Cool image time! The image on the right, cropped and reduced in resolution to fit here, shows an area of inexplicable dark dunes located in Mars’ high northern latitudes. Located in a circular depression (whose outline can be seen across the top and left side of the image), geologists only partly understand the processes producing these dunes. As the noted on the release webpage:

However, a circular depression (probably an old and infilled impact crater) has limited the amount of sand available for dune formation and influenced local winds. As a result, the dunes here form distinct dots and dashes. The “dashes” are linear dunes formed by bi-directional winds, which are not traveling parallel to the dune. Instead, the combined effect of winds from two directions at right angles to the dunes, funnels material into a linear shape. The smaller “dots” (called “barchanoid dunes”) occur where there is some interruption to the process forming those linear dunes. This process is not well understood at present and is one motivation for HiRISE to image this area.

Be sure to look at the full image, as it covers a wider area and shows dunes that travel in all directions, forming mazelike patterns that no theory presently explains.

The Winds of Mars

changing martian dunes
Images taken 1363 days apart.

In two different papers published in two different journals in the past month, scientists have concluded that — despite the thinness of the planet’s atmosphere — the dunes and sands of Mars are being continually shaped and changed by its winds. In both papers the data from which this conclusion was drawn came from high resolution images taken by the HiRISE camera on Mars Reconnaissance Orbiter.

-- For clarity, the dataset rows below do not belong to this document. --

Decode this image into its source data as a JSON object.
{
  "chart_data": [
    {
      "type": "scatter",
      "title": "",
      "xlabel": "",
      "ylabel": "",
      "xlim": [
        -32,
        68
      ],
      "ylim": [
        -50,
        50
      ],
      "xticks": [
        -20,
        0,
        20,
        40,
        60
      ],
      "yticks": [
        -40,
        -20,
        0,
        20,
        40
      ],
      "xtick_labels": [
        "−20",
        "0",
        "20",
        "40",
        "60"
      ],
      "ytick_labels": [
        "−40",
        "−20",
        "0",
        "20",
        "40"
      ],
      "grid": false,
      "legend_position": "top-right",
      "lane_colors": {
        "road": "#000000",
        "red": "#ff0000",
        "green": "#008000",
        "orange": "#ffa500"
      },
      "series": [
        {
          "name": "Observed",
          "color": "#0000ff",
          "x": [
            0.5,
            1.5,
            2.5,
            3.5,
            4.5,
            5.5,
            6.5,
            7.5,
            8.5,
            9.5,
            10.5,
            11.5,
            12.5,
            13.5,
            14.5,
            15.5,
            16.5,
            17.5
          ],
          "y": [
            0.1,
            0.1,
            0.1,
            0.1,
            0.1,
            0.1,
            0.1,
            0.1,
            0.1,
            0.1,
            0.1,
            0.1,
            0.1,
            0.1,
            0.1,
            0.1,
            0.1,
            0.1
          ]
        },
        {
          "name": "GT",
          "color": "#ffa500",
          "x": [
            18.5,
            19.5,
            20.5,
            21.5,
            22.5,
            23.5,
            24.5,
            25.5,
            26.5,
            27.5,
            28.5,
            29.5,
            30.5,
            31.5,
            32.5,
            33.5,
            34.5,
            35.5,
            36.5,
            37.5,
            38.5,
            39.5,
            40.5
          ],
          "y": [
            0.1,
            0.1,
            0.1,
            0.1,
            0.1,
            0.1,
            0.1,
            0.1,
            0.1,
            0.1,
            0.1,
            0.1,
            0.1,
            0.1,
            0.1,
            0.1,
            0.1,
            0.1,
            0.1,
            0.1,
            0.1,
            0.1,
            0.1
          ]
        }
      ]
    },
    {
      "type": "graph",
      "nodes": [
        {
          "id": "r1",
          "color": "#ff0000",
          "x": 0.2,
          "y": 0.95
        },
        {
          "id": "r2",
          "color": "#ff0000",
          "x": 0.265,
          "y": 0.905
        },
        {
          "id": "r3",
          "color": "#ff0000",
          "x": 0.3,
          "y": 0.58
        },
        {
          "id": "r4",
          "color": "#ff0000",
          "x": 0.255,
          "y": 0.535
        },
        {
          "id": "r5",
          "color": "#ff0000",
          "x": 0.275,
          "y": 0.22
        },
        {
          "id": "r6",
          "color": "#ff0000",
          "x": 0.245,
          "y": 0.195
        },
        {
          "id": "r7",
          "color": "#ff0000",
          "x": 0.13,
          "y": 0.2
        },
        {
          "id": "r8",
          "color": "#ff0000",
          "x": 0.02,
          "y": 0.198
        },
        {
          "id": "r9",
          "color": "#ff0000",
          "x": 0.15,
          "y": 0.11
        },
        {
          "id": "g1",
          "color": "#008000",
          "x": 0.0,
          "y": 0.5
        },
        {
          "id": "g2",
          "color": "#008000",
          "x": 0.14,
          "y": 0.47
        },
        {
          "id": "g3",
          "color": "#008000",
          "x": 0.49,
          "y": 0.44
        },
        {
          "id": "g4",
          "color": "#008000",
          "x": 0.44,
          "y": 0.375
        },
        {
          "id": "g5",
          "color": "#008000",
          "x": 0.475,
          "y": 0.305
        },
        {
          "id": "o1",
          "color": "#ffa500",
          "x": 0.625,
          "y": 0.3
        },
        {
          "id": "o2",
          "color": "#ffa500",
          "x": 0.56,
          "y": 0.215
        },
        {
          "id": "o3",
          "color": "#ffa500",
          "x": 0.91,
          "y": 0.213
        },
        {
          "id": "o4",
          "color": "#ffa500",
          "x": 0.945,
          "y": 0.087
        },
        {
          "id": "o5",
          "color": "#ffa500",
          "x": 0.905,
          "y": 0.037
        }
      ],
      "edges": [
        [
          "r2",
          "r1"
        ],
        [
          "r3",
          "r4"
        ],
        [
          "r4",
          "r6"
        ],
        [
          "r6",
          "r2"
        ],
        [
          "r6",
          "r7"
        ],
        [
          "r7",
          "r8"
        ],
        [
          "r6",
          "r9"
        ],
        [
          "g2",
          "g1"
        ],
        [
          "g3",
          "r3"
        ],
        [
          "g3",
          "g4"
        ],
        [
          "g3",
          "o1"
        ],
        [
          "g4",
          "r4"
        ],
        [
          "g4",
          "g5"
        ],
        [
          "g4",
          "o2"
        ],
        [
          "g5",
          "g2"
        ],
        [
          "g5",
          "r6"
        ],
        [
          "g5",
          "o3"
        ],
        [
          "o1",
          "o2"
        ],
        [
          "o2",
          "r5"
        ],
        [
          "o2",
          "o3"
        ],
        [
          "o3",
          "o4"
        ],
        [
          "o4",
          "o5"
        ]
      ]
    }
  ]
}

What is especially interesting about this conclusion is that the climate models that had been developed for the Martian atmosphere, combined with wind measurements gathered by the various Martian landers, had all suggested that the kind of strong winds necessary to move sand were rare. To quote the abstract of the paper published on Monday in the journal Geology, Bridges, et al,

Prior to Mars Reconnaissance Orbiter data, images of Mars showed no direct evidence for dune and ripple motion. This was consistent with climate models and lander measurements indicating that winds of sufficient intensity to mobilize sand were rare in the low-density atmosphere.

Similarly, the second paper, Silvestro, et al, published on October 22 in Geophysical Research Letters, stated that

results from wind tunnel simulations and atmospheric models show that such strong wind events should be rare in the current Martian atmospheric setting.

Yet, both studies found significant evidence that such winds do occur on Mars, and are moving sand in many different places.